Thank you for your well wishes and encouragement; and to those of you who tried to play the devil's advocate (you know who you are and you've always played the role so well), thank you for relenting and finally agreeing with me. See, this is what I do. I make up my mind and then tell everyone I know what the situation is, ask for their reaction, and then proceed to persuade them to see it my way. It's like if I succeed with my powers of persuasion, then I convince myself that I'm right.
And since there really is no formal offer, I have no decision to make. Things could change a dozen times before I get a chance to make a choice.

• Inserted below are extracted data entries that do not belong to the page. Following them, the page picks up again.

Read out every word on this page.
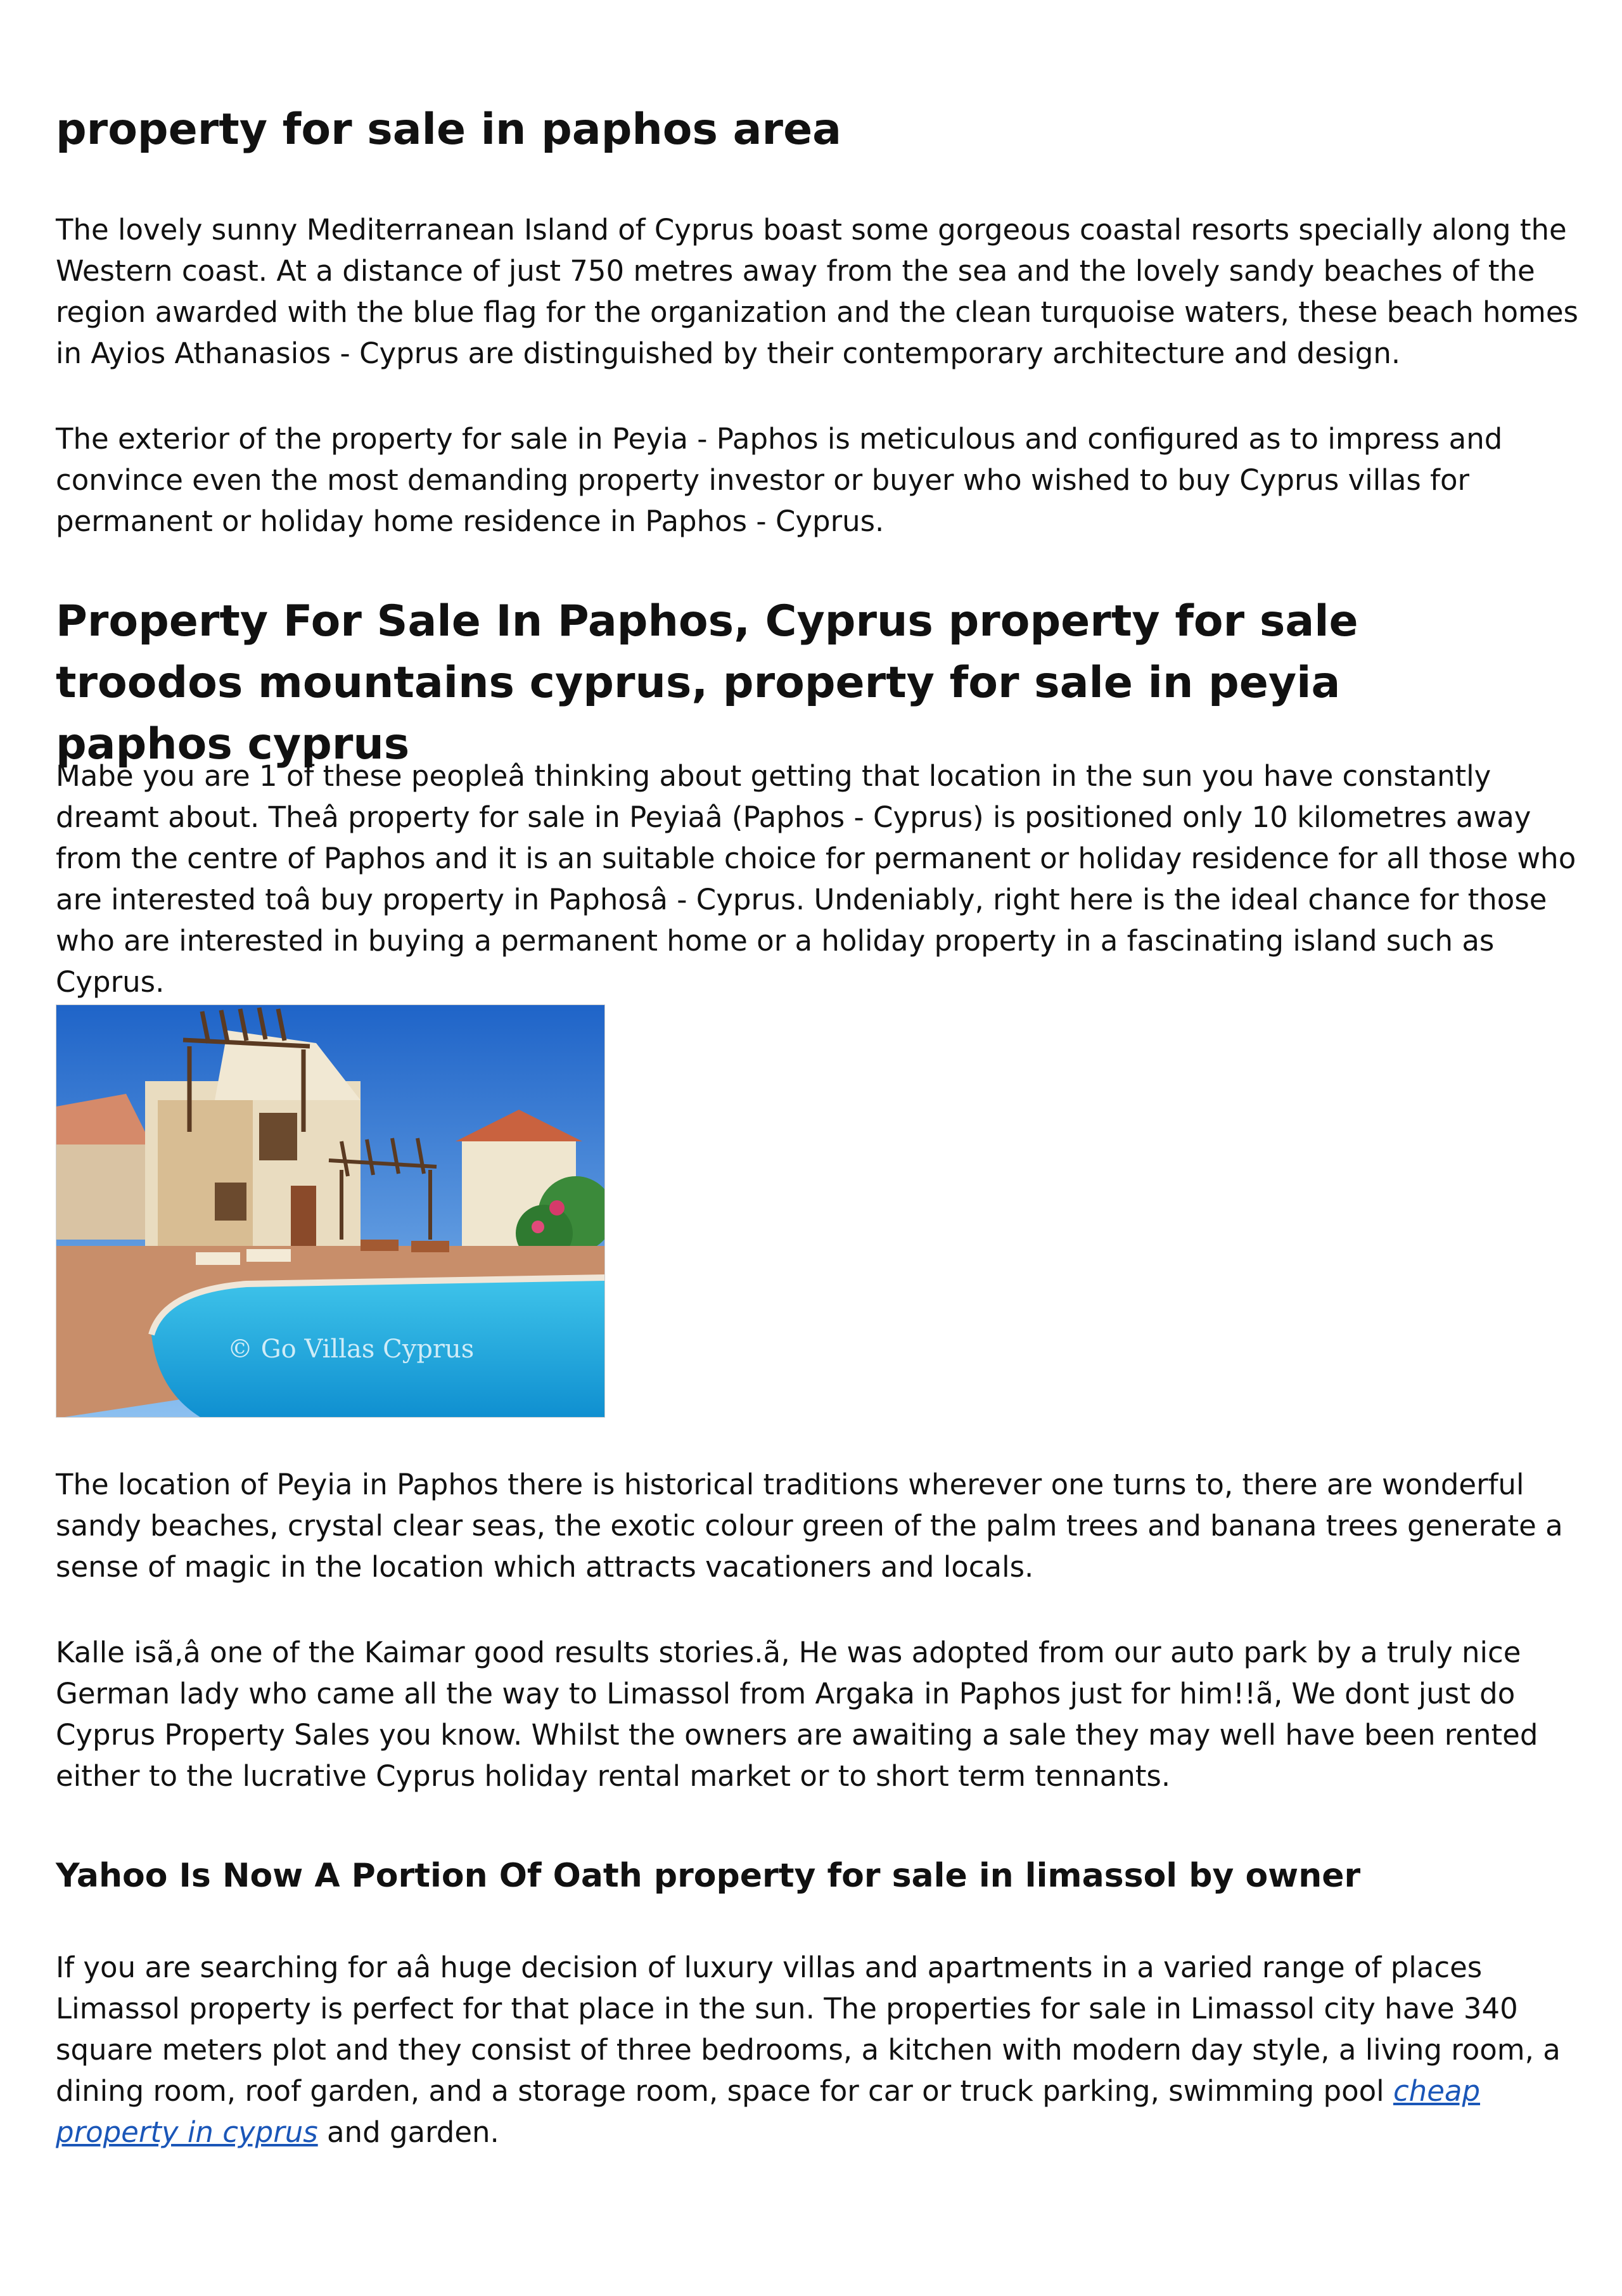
property for sale in paphos area

The lovely sunny Mediterranean Island of Cyprus boast some gorgeous coastal resorts specially along the Western coast. At a distance of just 750 metres away from the sea and the lovely sandy beaches of the region awarded with the blue flag for the organization and the clean turquoise waters, these beach homes in Ayios Athanasios - Cyprus are distinguished by their contemporary architecture and design.

The exterior of the property for sale in Peyia - Paphos is meticulous and configured as to impress and convince even the most demanding property investor or buyer who wished to buy Cyprus villas for permanent or holiday home residence in Paphos - Cyprus.

Property For Sale In Paphos, Cyprus property for sale troodos mountains cyprus, property for sale in peyia paphos cyprus

Mabe you are 1 of these peopleâ thinking about getting that location in the sun you have constantly dreamt about. Theâ property for sale in Peyiaâ (Paphos - Cyprus) is positioned only 10 kilometres away from the centre of Paphos and it is an suitable choice for permanent or holiday residence for all those who are interested toâ buy property in Paphosâ - Cyprus. Undeniably, right here is the ideal chance for those who are interested in buying a permanent home or a holiday property in a fascinating island such as Cyprus.

© Go Villas Cyprus

The location of Peyia in Paphos there is historical traditions wherever one turns to, there are wonderful sandy beaches, crystal clear seas, the exotic colour green of the palm trees and banana trees generate a sense of magic in the location which attracts vacationers and locals.

Kalle isã‚â one of the Kaimar good results stories.ã‚ He was adopted from our auto park by a truly nice German lady who came all the way to Limassol from Argaka in Paphos just for him!!ã‚ We dont just do Cyprus Property Sales you know. Whilst the owners are awaiting a sale they may well have been rented either to the lucrative Cyprus holiday rental market or to short term tennants.

Yahoo Is Now A Portion Of Oath property for sale in limassol by owner

If you are searching for aâ huge decision of luxury villas and apartments in a varied range of places Limassol property is perfect for that place in the sun. The properties for sale in Limassol city have 340 square meters plot and they consist of three bedrooms, a kitchen with modern day style, a living room, a dining room, roof garden, and a storage room, space for car or truck parking, swimming pool cheap property in cyprus and garden.
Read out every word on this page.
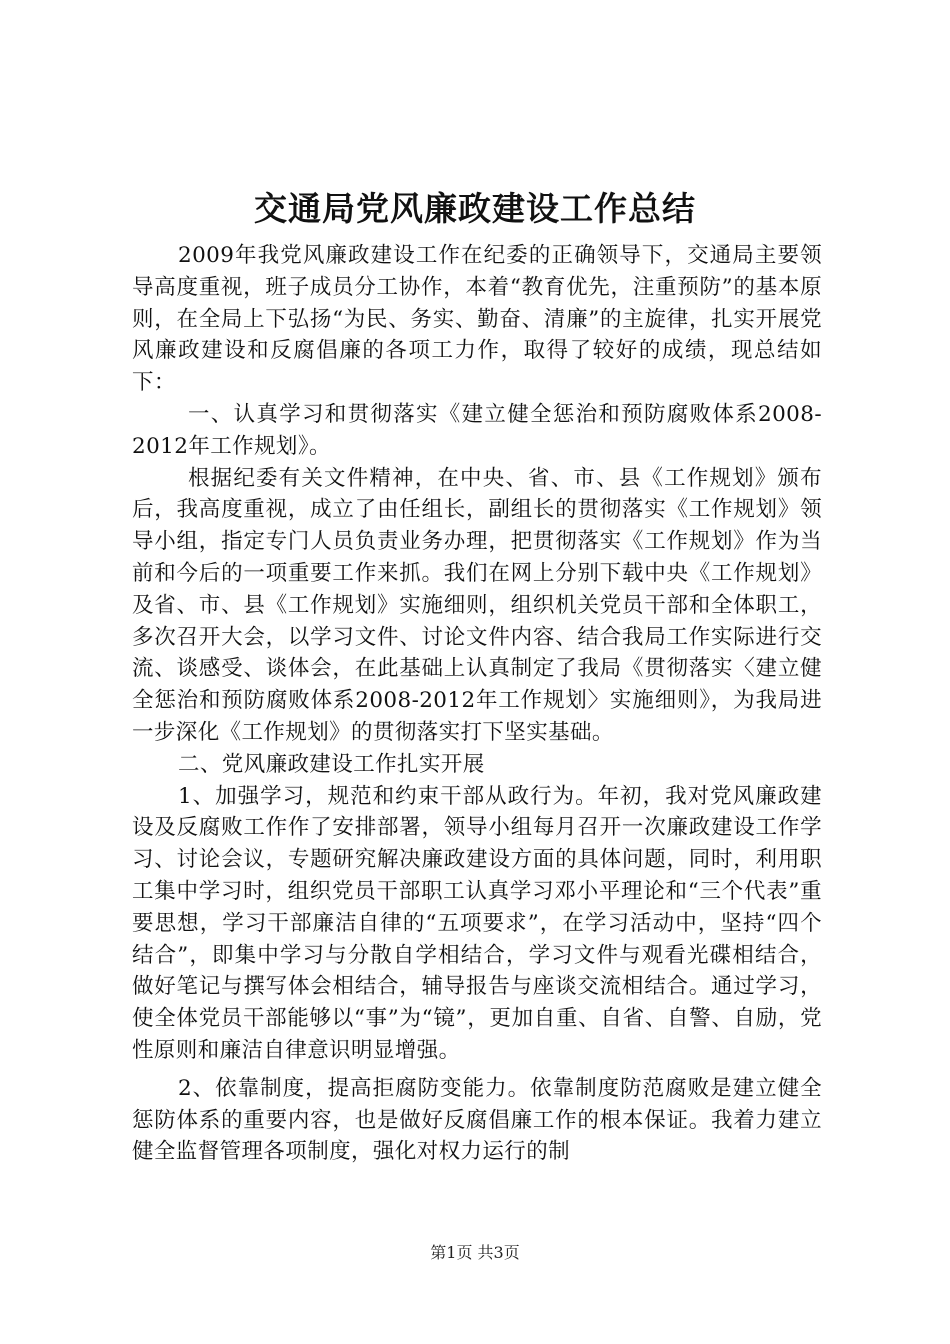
交通局党风廉政建设工作总结

2009年我党风廉政建设工作在纪委的正确领导下，交通局主要领导高度重视，班子成员分工协作，本着“教育优先，注重预防”的基本原则，在全局上下弘扬“为民、务实、勤奋、清廉”的主旋律，扎实开展党风廉政建设和反腐倡廉的各项工力作，取得了较好的成绩，现总结如下：

一、认真学习和贯彻落实《建立健全惩治和预防腐败体系2008-2012年工作规划》。

根据纪委有关文件精神，在中央、省、市、县《工作规划》颁布后，我高度重视，成立了由任组长，副组长的贯彻落实《工作规划》领导小组，指定专门人员负责业务办理，把贯彻落实《工作规划》作为当前和今后的一项重要工作来抓。我们在网上分别下载中央《工作规划》及省、市、县《工作规划》实施细则，组织机关党员干部和全体职工，多次召开大会，以学习文件、讨论文件内容、结合我局工作实际进行交流、谈感受、谈体会，在此基础上认真制定了我局《贯彻落实〈建立健全惩治和预防腐败体系2008-2012年工作规划〉实施细则》，为我局进一步深化《工作规划》的贯彻落实打下坚实基础。

二、党风廉政建设工作扎实开展

1、加强学习，规范和约束干部从政行为。年初，我对党风廉政建设及反腐败工作作了安排部署，领导小组每月召开一次廉政建设工作学习、讨论会议，专题研究解决廉政建设方面的具体问题，同时，利用职工集中学习时，组织党员干部职工认真学习邓小平理论和“三个代表”重要思想，学习干部廉洁自律的“五项要求”，在学习活动中，坚持“四个结合”，即集中学习与分散自学相结合，学习文件与观看光碟相结合，做好笔记与撰写体会相结合，辅导报告与座谈交流相结合。通过学习，使全体党员干部能够以“事”为“镜”，更加自重、自省、自警、自励，党性原则和廉洁自律意识明显增强。

2、依靠制度，提高拒腐防变能力。依靠制度防范腐败是建立健全惩防体系的重要内容，也是做好反腐倡廉工作的根本保证。我着力建立健全监督管理各项制度，强化对权力运行的制

第1页 共3页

In the meantime, much more wonderful things are in the works. I am spending July in Prague teaching and networking with famous, fabulous writers. Woot! One of my dearest, most fabulous friends is getting married in France at the end of August. Hooray! This means two things for me: 1)I get to buy a new hat, and 2)I get to find a way to kill a month in Europe, cuz I'm not shelling out summer European airfare twice. I already have two pretty solid options: stay on in Prague and babysit or bartend in a friend's latest business venture south of Dublin. I'm leaning toward Irish pub life. Duh.
Can anyone out there propose any other options?
And HB is breezing into town to pick up his furniture. This means: an emptier house (I'm a slave to others' absence) and greater liberation from the ex whom I still love but choose not to be with. I'm looking forward to seeing him, and eager to observe myself in his presence. I feel like such a different woman than the one I embodied when we were together. The only way I can describe it is I'm more in possession of my power. And it's thanks to deliberate time away from an "other".
Have I mentioned how much joy I find in being alone these days? Seriously. I am productive and producing exactly what I want, including a deeper understanding of what it is I want. Connecting to my own desire, not someone else's is incredible freeing. I highly recommend it.
Yesterday the sun shone, the birds sang, a warm breeze moved the newly blossomed daffodils and I hurried home after work to go for a run. It's all I wanted to do. That has never happened before. I run; I've trained for a marathon; I exercise most days. Not because I love it, or particularly enjoy these things . . . I love what it does for me and the way I feel. But yesterday I longed for the doing of it, not the effect. And strangely, running the trails was a little hard, but I appreciated my breath and the way my body moved differently.
Thank God for spring. It changes everything and creeps up like a surprise every damn year.